Topological Berry phase of a pumped three-level atom in the presence of dispersing and absorbing dielectric bodies: application to a half-space dielectric surface

TL;DR

This paper investigates how a dielectric surface with dispersion and absorption affects the topological Berry phase of a pumped three-level atom, revealing modifications in phase behavior relevant for quantum logic and coherent light sources.

Contribution

It provides a detailed analysis of the Berry phase of a three-level atom near a dispersing and absorbing dielectric surface using quantum electrodynamics, including material losses and Green tensor effects.

Findings

Dielectric losses modify the Berry phase of the atom.

Proximity to the dielectric surface reduces the phase angle significantly.

Results have implications for quantum gate design and coherent light sources.

Abstract

Within the framework of exact quantum electrodynamics in dielectric, we study the topological Berry phase of a classically pumped $\Lambda$-type three-level atom, prepared initially in a superposition of its two pumped levels and located near a planar dielectric half-space with model permittivity of Lorentz type, interacts with a vacuum field.
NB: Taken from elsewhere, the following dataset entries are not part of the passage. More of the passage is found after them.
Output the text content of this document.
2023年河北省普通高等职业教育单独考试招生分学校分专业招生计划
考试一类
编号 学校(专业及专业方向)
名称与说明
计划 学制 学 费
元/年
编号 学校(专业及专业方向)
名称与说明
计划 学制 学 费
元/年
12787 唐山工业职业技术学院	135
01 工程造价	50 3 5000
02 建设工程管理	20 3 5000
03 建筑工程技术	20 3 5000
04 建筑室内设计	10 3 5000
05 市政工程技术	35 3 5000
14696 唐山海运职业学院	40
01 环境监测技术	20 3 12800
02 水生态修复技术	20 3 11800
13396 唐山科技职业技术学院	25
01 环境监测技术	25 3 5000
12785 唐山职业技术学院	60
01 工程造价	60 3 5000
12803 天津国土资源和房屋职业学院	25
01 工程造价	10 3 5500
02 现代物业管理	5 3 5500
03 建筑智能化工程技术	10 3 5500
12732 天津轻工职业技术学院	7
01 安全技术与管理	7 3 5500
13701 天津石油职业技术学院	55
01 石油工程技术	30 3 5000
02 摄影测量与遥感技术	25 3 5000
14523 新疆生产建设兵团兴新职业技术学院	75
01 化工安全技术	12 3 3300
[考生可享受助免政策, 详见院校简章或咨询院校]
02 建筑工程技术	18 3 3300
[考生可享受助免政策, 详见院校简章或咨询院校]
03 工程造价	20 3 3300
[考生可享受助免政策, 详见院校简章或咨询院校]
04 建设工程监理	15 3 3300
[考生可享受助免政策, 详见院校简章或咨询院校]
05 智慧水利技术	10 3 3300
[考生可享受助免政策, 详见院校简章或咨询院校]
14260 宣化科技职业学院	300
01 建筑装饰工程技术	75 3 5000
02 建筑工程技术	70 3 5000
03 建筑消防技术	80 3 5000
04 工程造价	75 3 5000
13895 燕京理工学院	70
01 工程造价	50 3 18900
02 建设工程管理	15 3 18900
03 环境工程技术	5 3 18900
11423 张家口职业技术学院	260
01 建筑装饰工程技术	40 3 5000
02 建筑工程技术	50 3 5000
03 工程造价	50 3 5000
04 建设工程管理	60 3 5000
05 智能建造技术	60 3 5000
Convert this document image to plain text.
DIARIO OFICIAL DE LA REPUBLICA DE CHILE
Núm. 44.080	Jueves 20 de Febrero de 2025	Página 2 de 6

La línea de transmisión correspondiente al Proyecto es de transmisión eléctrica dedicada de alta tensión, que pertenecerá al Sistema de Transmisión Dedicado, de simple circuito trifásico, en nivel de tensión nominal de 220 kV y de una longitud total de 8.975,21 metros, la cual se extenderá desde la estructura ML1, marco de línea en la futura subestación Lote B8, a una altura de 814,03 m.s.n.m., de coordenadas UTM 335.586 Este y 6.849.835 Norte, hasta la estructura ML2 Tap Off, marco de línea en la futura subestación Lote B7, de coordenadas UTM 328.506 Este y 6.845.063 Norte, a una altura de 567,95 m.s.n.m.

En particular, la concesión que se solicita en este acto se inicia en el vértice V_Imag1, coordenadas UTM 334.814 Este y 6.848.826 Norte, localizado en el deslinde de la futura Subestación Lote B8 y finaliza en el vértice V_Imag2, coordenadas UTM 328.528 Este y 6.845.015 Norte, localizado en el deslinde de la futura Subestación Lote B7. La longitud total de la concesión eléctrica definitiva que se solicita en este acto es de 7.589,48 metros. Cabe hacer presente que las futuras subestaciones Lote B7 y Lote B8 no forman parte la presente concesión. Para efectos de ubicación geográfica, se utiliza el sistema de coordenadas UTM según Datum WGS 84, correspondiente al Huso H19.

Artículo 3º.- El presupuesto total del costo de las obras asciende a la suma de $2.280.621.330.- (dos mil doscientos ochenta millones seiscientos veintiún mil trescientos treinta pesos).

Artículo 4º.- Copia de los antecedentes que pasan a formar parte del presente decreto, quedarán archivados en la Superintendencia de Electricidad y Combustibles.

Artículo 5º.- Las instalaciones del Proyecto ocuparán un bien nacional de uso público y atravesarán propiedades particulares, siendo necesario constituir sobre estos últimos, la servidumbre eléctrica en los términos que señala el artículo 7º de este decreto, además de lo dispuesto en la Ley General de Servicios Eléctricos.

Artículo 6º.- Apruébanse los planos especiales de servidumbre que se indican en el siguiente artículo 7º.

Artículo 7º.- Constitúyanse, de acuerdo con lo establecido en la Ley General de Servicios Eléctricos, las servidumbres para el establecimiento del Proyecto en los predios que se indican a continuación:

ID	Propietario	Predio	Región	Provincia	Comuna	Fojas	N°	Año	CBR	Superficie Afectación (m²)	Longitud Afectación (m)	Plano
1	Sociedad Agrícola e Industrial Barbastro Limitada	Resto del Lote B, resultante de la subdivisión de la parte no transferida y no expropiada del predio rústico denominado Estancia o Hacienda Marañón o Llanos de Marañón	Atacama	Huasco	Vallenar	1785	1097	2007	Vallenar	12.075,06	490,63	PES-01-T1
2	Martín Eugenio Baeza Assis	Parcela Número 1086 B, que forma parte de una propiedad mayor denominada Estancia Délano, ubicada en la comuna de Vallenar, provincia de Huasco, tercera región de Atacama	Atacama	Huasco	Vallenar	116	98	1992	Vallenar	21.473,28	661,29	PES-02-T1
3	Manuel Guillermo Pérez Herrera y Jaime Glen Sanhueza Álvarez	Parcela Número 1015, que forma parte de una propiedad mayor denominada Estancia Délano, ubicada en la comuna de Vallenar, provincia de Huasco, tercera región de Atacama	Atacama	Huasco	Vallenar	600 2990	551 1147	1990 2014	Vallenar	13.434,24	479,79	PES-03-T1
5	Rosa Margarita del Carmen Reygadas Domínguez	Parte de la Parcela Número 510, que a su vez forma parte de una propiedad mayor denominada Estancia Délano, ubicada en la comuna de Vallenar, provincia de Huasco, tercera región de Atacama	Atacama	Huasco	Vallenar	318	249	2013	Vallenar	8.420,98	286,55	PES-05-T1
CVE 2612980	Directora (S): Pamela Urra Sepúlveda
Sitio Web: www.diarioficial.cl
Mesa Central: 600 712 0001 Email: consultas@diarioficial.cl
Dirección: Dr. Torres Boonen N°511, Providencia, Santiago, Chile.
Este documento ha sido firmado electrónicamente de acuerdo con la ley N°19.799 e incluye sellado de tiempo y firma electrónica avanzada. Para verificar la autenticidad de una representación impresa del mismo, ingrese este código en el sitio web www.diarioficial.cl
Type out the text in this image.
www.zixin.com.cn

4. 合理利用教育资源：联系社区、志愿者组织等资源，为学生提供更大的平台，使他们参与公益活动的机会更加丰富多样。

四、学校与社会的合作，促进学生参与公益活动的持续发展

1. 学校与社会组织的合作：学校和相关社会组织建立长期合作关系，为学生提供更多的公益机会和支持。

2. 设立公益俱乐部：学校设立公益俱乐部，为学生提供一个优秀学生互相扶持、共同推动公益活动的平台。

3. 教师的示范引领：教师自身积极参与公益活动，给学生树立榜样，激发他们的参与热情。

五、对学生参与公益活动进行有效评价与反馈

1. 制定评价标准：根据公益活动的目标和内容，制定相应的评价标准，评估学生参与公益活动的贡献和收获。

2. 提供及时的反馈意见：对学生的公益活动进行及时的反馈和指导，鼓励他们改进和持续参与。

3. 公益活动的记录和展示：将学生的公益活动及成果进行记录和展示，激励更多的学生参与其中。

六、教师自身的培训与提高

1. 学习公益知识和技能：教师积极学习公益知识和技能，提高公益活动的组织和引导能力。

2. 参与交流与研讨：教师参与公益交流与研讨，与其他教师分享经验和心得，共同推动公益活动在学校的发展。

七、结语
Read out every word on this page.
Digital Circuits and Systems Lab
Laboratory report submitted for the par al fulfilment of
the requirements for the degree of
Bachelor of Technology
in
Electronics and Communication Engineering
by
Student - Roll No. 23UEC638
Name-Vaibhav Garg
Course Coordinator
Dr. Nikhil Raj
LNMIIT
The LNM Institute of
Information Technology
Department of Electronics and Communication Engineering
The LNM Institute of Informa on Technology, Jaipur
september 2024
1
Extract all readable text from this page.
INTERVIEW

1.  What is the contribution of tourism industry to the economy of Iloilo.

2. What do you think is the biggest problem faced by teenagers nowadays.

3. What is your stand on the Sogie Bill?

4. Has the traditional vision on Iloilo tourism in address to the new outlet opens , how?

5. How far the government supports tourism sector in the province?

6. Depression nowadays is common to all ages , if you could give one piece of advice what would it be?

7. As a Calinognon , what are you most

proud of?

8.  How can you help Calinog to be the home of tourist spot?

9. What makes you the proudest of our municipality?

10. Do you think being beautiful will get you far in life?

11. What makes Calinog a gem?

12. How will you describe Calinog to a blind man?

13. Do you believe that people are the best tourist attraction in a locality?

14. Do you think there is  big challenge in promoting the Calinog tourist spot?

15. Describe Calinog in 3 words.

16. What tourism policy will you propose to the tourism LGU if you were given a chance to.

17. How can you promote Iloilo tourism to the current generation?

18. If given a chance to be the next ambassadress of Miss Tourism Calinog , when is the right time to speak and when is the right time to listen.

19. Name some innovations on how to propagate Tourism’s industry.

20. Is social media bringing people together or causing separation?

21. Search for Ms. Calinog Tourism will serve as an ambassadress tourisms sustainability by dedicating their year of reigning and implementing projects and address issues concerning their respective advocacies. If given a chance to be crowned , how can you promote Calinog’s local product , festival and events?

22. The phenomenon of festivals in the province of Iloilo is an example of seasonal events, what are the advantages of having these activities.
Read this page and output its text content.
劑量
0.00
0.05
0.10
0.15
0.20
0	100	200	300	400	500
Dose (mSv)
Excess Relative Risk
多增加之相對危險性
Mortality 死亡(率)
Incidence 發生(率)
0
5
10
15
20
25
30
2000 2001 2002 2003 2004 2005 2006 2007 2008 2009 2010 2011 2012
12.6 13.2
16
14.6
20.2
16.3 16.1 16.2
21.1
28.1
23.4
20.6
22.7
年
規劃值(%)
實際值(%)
The effects of material losses, expressed in terms of the Green tensor of the dielectric-matter formation including dispersion and absorption, on the topological Berry phase of the photon transition between the pumped levels have been studied. The outcomes are compared with that of an atom in free space. We expect, the additional noise due to presence of the dielectric will modify, in a unified way, the behavior and values measured of the phase shift between the wavefunction evolution and its original state. It is shown that for small separation distance between atom and the dielectric surface, the angle separation between the wavefunction evolution and the original state reduced noticeably that is of strong applications in construction of the universal quantum logic gates. Further, the study opens routes for new challenging applications of atomically systems as various sources of coherent light emitted by pumped atoms in dielectric surroundings.